The Search for Certitude

MSNBC and other news outlets have reported Defense Secretary Donald Rumsfeld denying any connection between Al Qaeda and Iraq, apparently dissolving the connection between Operation Iraqi Freedom and the Global War on Terror. The MSNBC story dated 19:43 Eastern Time on October 4, 2004 reads:

Defense Secretary Donald Rumsfeld said Monday that he knew of no “strong, hard evidence” linking Saddam Hussein’s Iraq and al-Qaida, despite describing extensive contacts between the two before the invasion of Iraq.

“I have seen the answer to that question migrate in the intelligence community over a period of a year in the most amazing way. Second, there are differences in the intelligence community as to what the relationship was,” Rumsfeld said. “To my knowledge, I have not seen any strong, hard evidence that links the two.

“I just read an intelligence report recently about one person who’s connected to al-Qaida who was in and out of Iraq. And it is the most tortured description of why he might have had a relationship and why he might not have had a relationship. It may have been something that was not representative of a hard linkage.”

The Department of Defense subsequently released a statement where Rumsfeld rejects the news interpretation, citing the content of the intelligence report itself as evidence of a connection between the former Iraqi regime and international terrorism.

A question I answered today at an appearance before the Council on Foreign Relations regarding ties between Al Qaeda and Iraq regrettably was misunderstood. I have acknowledged since September 2002 that there were ties between Al Qaeda and Iraq. This assessment was based upon points provided to me by then CIA Director George Tenet to describe the CIA's understanding of the Al Qaeda-Iraq relationship.

Today at the Council, I even noted that "when I'm in Washington, I pull out a piece of paper and say 'I don't know, because I'm not in that business, but I'll tell you what the CIA thinks,' and I read it."

What the CIA thought consisted of a list of indicators and assessments with the usual qualifiers: 'solid', 'credible', 'unspecified', 'believe to be reliable' -- associated with intelligence work but short of the one word which has become the retrospective requirement for action: 'certain'. What level of certitude is required of a wartime commander has never been specified, yet it is apparently something everyone should know when they see it.
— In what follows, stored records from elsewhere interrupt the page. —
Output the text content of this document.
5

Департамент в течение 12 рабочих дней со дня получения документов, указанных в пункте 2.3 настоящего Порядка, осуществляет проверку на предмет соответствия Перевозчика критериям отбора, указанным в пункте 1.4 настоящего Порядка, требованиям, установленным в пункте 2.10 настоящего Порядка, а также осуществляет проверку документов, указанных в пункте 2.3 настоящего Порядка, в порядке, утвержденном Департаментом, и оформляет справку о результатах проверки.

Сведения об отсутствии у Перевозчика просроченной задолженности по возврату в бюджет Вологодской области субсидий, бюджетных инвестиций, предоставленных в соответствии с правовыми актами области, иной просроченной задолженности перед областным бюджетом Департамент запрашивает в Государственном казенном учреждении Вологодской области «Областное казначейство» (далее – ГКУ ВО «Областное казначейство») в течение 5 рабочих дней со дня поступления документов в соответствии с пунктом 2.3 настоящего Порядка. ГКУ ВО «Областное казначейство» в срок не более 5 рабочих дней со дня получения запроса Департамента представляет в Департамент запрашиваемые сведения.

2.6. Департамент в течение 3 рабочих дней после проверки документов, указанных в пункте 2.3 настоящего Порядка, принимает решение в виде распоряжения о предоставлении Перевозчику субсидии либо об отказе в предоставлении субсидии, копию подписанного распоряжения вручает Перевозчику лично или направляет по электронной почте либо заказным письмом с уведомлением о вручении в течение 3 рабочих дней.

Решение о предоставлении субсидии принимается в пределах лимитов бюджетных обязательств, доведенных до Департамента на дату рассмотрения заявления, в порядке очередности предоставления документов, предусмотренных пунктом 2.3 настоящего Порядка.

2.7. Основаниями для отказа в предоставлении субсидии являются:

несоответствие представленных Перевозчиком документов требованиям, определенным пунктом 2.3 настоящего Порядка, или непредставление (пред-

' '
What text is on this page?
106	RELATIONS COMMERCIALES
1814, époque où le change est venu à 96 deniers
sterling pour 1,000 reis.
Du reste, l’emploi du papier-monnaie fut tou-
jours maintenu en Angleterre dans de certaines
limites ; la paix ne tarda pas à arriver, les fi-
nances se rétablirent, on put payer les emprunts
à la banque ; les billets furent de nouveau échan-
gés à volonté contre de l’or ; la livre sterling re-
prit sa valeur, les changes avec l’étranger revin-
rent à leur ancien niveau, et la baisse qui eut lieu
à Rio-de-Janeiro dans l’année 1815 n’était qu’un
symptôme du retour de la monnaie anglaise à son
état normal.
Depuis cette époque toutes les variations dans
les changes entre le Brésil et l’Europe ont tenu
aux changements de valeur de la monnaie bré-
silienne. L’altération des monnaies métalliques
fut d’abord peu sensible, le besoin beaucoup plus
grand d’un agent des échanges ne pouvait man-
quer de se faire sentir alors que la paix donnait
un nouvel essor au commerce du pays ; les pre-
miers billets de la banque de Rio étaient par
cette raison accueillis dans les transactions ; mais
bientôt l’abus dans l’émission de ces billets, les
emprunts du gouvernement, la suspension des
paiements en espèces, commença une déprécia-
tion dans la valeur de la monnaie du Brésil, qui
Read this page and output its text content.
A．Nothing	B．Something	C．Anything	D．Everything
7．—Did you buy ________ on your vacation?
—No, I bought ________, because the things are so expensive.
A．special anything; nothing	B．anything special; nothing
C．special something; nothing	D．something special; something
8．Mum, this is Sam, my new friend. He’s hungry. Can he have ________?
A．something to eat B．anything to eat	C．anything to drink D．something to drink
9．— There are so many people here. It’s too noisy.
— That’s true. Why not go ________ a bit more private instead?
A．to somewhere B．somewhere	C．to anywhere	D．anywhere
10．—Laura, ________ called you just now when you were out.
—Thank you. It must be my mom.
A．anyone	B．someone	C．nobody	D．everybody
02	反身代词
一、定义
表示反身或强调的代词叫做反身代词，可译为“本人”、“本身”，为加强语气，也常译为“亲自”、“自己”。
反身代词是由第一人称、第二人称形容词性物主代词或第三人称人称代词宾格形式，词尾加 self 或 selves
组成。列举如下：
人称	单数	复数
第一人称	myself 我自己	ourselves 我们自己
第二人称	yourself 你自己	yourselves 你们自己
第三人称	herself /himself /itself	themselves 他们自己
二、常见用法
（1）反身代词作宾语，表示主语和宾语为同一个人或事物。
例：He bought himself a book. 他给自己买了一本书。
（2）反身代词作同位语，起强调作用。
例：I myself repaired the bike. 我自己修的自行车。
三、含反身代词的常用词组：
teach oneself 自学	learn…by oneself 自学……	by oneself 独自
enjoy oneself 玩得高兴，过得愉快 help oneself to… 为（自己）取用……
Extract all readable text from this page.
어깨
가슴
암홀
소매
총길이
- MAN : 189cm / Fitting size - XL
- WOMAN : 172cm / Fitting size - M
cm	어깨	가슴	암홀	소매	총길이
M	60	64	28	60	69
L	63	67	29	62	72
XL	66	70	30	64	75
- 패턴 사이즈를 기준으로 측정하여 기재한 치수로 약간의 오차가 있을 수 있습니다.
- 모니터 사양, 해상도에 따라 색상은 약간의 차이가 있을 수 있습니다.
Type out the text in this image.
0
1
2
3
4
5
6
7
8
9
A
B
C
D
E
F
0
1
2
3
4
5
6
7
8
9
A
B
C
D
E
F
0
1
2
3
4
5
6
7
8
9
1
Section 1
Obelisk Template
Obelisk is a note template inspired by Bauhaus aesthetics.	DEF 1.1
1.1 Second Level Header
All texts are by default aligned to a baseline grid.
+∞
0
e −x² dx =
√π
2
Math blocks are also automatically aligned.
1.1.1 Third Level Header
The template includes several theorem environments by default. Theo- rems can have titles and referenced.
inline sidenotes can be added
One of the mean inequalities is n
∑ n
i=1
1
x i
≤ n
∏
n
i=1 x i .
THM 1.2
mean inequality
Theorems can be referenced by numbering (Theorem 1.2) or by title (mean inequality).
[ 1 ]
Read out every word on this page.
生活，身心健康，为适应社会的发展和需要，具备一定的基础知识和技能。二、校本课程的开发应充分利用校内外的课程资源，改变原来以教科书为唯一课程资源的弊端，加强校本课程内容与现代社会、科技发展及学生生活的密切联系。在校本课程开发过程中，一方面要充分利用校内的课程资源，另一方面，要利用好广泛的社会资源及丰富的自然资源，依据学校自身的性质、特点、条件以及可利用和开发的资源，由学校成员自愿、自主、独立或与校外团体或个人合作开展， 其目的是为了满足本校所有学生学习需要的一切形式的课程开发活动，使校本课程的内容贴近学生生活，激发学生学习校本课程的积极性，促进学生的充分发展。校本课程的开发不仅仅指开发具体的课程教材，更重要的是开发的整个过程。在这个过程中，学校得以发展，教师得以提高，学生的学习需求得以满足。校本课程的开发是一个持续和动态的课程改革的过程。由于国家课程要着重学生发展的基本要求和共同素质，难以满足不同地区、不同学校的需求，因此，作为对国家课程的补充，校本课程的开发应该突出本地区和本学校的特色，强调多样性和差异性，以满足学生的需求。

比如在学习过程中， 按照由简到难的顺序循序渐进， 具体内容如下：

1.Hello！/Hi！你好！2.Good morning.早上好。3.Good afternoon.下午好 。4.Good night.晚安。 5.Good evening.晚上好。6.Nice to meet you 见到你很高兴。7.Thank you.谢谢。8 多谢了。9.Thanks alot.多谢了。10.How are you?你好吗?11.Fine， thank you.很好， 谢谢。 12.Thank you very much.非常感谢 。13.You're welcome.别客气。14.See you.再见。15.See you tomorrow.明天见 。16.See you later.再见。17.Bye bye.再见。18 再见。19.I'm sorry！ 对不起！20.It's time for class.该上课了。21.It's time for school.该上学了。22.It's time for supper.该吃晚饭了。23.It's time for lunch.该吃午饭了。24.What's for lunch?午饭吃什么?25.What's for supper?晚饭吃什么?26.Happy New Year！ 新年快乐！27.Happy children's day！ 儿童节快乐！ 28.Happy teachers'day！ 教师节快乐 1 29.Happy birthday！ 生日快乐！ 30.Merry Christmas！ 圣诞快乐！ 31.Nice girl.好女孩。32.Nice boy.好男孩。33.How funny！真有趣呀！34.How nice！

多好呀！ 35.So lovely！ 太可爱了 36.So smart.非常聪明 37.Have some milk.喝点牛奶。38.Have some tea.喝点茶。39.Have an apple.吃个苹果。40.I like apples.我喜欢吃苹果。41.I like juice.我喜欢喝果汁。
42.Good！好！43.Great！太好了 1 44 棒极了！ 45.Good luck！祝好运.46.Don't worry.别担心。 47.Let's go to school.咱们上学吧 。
At the very least Senator John Kerry  thinks so. He describes a "Global Test" in his first televised debate with President Bush.

"No president, through all of American history, has ever ceded -- and nor would I -- the right to preempt in any way necessary, to protect the United States of America," the Democrat told moderator Jim Lehrer during the debate. "But if and when you do it, Jim, you've got to do it in a way that passes the, the test, that passes the global test where your countrymen, your people, understand fully why you're doing what you're doing, and you can prove to the world that you did it for legitimate reasons."

Kerry's comment drew immediate criticism from Bush: "I'm not exactly sure what you mean, 'passes the global test,' [that] you take preemptive action if you pass a global test," he said during the debate. "My attitude is you take preemptive action in order to protect the American people, that you act in order to make this country secure."

The "Global Test" standard is likely to raise more questions than it answers because it is a threshold without a real specification, a probability without degree. It is analytically defective because the degree of risk one is willing to endure depends on the severity of the consequences. Most people would accept a one in six chance of losing $10 at a game of cards yet refuse the same odds at Russian roulette. The proof needed to pass a "Global Test" before preempting a suspected terrorist attack will depend on whether the threat is a gun or a suitcase nuclear bomb, and is therefore not global at all. Yet standards do have a value in this context, provided they are not the pseudo-absolute ones implied by a "Global Test". It is the test of reasonable action in the face of the best available information, the standard on which Eisenhower decided to launch Overlord in the middle of an Atlantic storm or which impelled Spruance to proceed to Point Luck in defense of Midway in ignorance of the exact whereabouts of the Japanese Fleet. It is no guaranty against mistakes. But it is a guaranty against paralysis.